VR would be amazing though, and we are spoiled for choice on the racing games front at the moment. 

( Edited 21.08.2017 23:23 by The Strat Man )

I've had a blast with F1 2016, I don't think I'll upgrade, I normally rotate sports games every year, so I'll probably pick up WWE 2K17 instead (Lol, sports) , but I am glad Codemasters have got the keys to this franchise, I couldn't imagine anyone else giving it better treatment than them to be honest.

However I do worry about it feeling samey year after year, it doesn't have the replayability like a football game does, playing the same tracks year after year gets a bit mundane, although I guess it gives them time to tweak the physics and graphics.

Haha, Flynnie, that's a very respectable system. I wish more fans had the back-bone to stick to those decisions. I suspect there's countless folk addicted to NBA 2K, WWE 2K, F1, FIFA or whatever- who say 'this year, I won't' but then before the end of the year, they've bought it. People sit very comfortably in their habitual franchises, and it's harder to get out than one thinks. Smilie 

I suppose money is the reason nobody does this- but I've long been hoping for big changes to iterative games, I almost figured some might have come up with subscription packages and the like. I'd much rather pay either a small sub, or a reasonable rate for a base game, then have DLC bringing in the new season rosters, updates tweaking the gameplay- and so on, for a few years. There's got to be a profitable way to do that, that also gives back to avid fans more.
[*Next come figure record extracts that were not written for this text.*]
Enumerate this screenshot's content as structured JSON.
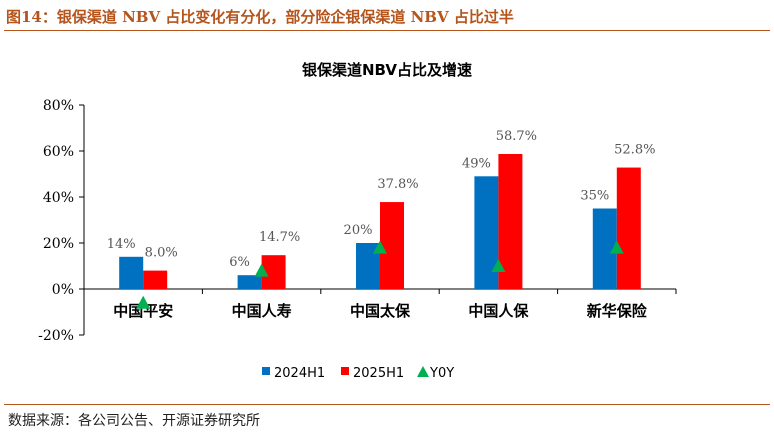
{
  "figure_title": "图14：银保渠道 NBV 占比变化有分化，部分险企银保渠道 NBV 占比过半",
  "source": "数据来源：各公司公告、开源证券研究所",
  "colors": {
    "s2024": "#0070c0",
    "s2025": "#ff0000",
    "yoy": "#00b050",
    "title": "#b5541b"
  },
  "chart_data": {
    "type": "bar",
    "title": "银保渠道NBV占比及增速",
    "categories": [
      "中国平安",
      "中国人寿",
      "中国太保",
      "中国人保",
      "新华保险"
    ],
    "series": [
      {
        "name": "2024H1",
        "values": [
          14,
          6,
          20,
          49,
          35
        ],
        "labels": [
          "14%",
          "6%",
          "20%",
          "49%",
          "35%"
        ]
      },
      {
        "name": "2025H1",
        "values": [
          8.0,
          14.7,
          37.8,
          58.7,
          52.8
        ],
        "labels": [
          "8.0%",
          "14.7%",
          "37.8%",
          "58.7%",
          "52.8%"
        ]
      },
      {
        "name": "Y0Y",
        "type": "scatter",
        "values": [
          -6,
          8,
          18,
          10,
          18
        ]
      }
    ],
    "ylim": [
      -20,
      80
    ],
    "yticks": [
      "-20%",
      "0%",
      "20%",
      "40%",
      "60%",
      "80%"
    ],
    "ytick_values": [
      -20,
      0,
      20,
      40,
      60,
      80
    ],
    "legend": "bottom"
  }
}
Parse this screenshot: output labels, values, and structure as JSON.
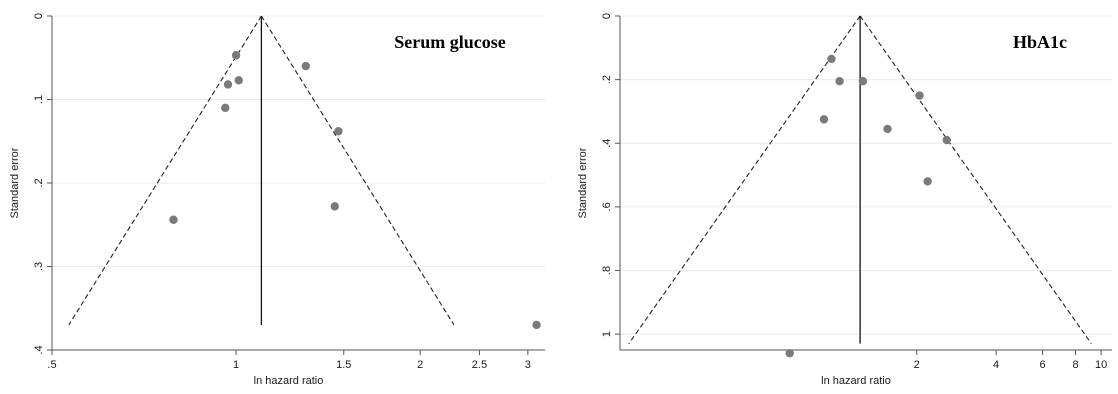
{
  "chart_data": [
    {
      "type": "scatter",
      "subtype": "funnel",
      "title": "Serum glucose",
      "xlabel": "ln hazard ratio",
      "ylabel": "Standard error",
      "x_scale": "log",
      "xlim": [
        0.5,
        3.2
      ],
      "ylim": [
        0,
        0.4
      ],
      "y_reversed": true,
      "grid": "horizontal",
      "x_ticks": [
        {
          "value": 0.5,
          "label": ".5"
        },
        {
          "value": 1,
          "label": "1"
        },
        {
          "value": 1.5,
          "label": "1.5"
        },
        {
          "value": 2,
          "label": "2"
        },
        {
          "value": 2.5,
          "label": "2.5"
        },
        {
          "value": 3,
          "label": "3"
        }
      ],
      "y_ticks": [
        {
          "value": 0,
          "label": "0"
        },
        {
          "value": 0.1,
          "label": ".1"
        },
        {
          "value": 0.2,
          "label": ".2"
        },
        {
          "value": 0.3,
          "label": ".3"
        },
        {
          "value": 0.4,
          "label": ".4"
        }
      ],
      "pooled_estimate": 1.1,
      "funnel_se_max": 0.37,
      "points": [
        {
          "x": 1.0,
          "y": 0.047
        },
        {
          "x": 0.97,
          "y": 0.082
        },
        {
          "x": 1.01,
          "y": 0.077
        },
        {
          "x": 0.96,
          "y": 0.11
        },
        {
          "x": 1.3,
          "y": 0.06
        },
        {
          "x": 1.47,
          "y": 0.138
        },
        {
          "x": 1.45,
          "y": 0.228
        },
        {
          "x": 0.79,
          "y": 0.244
        },
        {
          "x": 3.1,
          "y": 0.37
        }
      ]
    },
    {
      "type": "scatter",
      "subtype": "funnel",
      "title": "HbA1c",
      "xlabel": "ln hazard ratio",
      "ylabel": "Standard error",
      "x_scale": "log",
      "xlim": [
        0.15,
        11
      ],
      "ylim": [
        0,
        1.05
      ],
      "y_reversed": true,
      "grid": "horizontal",
      "x_ticks": [
        {
          "value": 2,
          "label": "2"
        },
        {
          "value": 4,
          "label": "4"
        },
        {
          "value": 6,
          "label": "6"
        },
        {
          "value": 8,
          "label": "8"
        },
        {
          "value": 10,
          "label": "10"
        }
      ],
      "y_ticks": [
        {
          "value": 0,
          "label": "0"
        },
        {
          "value": 0.2,
          "label": ".2"
        },
        {
          "value": 0.4,
          "label": ".4"
        },
        {
          "value": 0.6,
          "label": ".6"
        },
        {
          "value": 0.8,
          "label": ".8"
        },
        {
          "value": 1.0,
          "label": "1"
        }
      ],
      "pooled_estimate": 1.22,
      "funnel_se_max": 1.03,
      "points": [
        {
          "x": 0.95,
          "y": 0.135
        },
        {
          "x": 1.02,
          "y": 0.205
        },
        {
          "x": 1.25,
          "y": 0.205
        },
        {
          "x": 2.05,
          "y": 0.25
        },
        {
          "x": 0.89,
          "y": 0.325
        },
        {
          "x": 1.55,
          "y": 0.355
        },
        {
          "x": 2.6,
          "y": 0.39
        },
        {
          "x": 2.2,
          "y": 0.52
        },
        {
          "x": 0.66,
          "y": 1.06
        }
      ]
    }
  ]
}
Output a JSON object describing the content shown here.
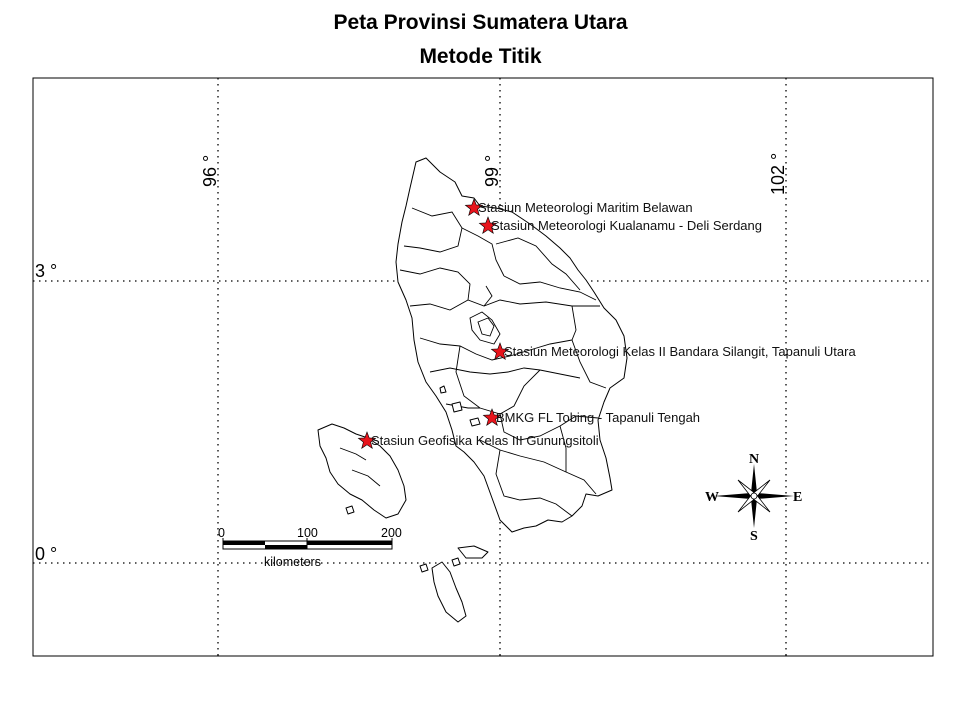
{
  "map": {
    "title_line1": "Peta Provinsi Sumatera Utara",
    "title_line2": "Metode Titik",
    "longitude_labels": [
      "96 °",
      "99 °",
      "102 °"
    ],
    "latitude_labels": [
      "3 °",
      "0 °"
    ],
    "stations": [
      {
        "name": "Stasiun Meteorologi Maritim Belawan",
        "marker": "red-star"
      },
      {
        "name": "Stasiun Meteorologi Kualanamu - Deli Serdang",
        "marker": "red-star"
      },
      {
        "name": "Stasiun Meteorologi Kelas II Bandara Silangit, Tapanuli Utara",
        "marker": "red-star"
      },
      {
        "name": "BMKG FL Tobing - Tapanuli Tengah",
        "marker": "red-star"
      },
      {
        "name": "Stasiun Geofisika Kelas III Gunungsitoli",
        "marker": "red-star"
      }
    ],
    "scale_bar": {
      "ticks": [
        "0",
        "100",
        "200"
      ],
      "unit": "kilometers"
    },
    "compass": {
      "north": "N",
      "south": "S",
      "east": "E",
      "west": "W"
    },
    "colors": {
      "marker": "#e8141c",
      "outline": "#000000",
      "background": "#ffffff"
    }
  }
}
It seems like three years is the average time iterative game's sit on a core engine, before claiming THIS IS BRAND NEW. Why not sell us the engine, for the three years, and give us the content at a more reasonable rate. Surely trickled content of that vein would have some other benefits too. Who knows. There's probably loads of reasons why that wouldn't work, but a man can dream.. 

( Edited 23.08.2017 16:44 by The Strat Man )

Why not sell us the engine, for the three years, and give us the content at a more reasonable rate.
Probably because the current format of launching a new game every year for full price does them just fine thank you very much Smilie I love your idea, but that means customers paying less, and why would EA or any other major publisher want you to do that?

It's these weird special editions that are taking the piss now too. The "Ronaldo Edition"? What on earth. Like, what does that even get you for 20 or 30 quid more?

( Edited 23.08.2017 19:18 by Azuardo )

At first this is what I thought FIFA was going to be on the Switch. The fact that it didn't have a number (18) attached to it, it was just simply announced as EA SPORTS FIFA for Nintendo Switch, made me feel like they can't be arsed to make a new game every year but instead sell season  packages on top of the base game. But Az is right, FIFA sells by the boat load every year. Quite a few of my friends game collections is literally just every version of FIFA and CoD. 

As for my system of purchasing games; I just can't justify buying the same game the next year, or even the year after that. FIFA is tempting me because of its portablity but I only bought PES 2017 in December, I am not due a new football game until 2019/2020. 

The problem is that if I were to buy iterative releases every year then I wouldn't have time to play anything else. September/Oct/Nov/Dec is already taken up by Axiom Verge, Mario, Sonic Forces, Zelda DLC and Metroid. Let alone if I bite the bullet on games like Xenoblade, Mario+Rabbids, FE Warriors or double dipping on WiiU re-releases like FAST RMX (6 new tracks are being added) and Pokken Tournament DX.  

This upcoming season is packed and that's just Switch games (bar Metroid). I've also got the SNES Classic on pre-order as well as thinking about South Park!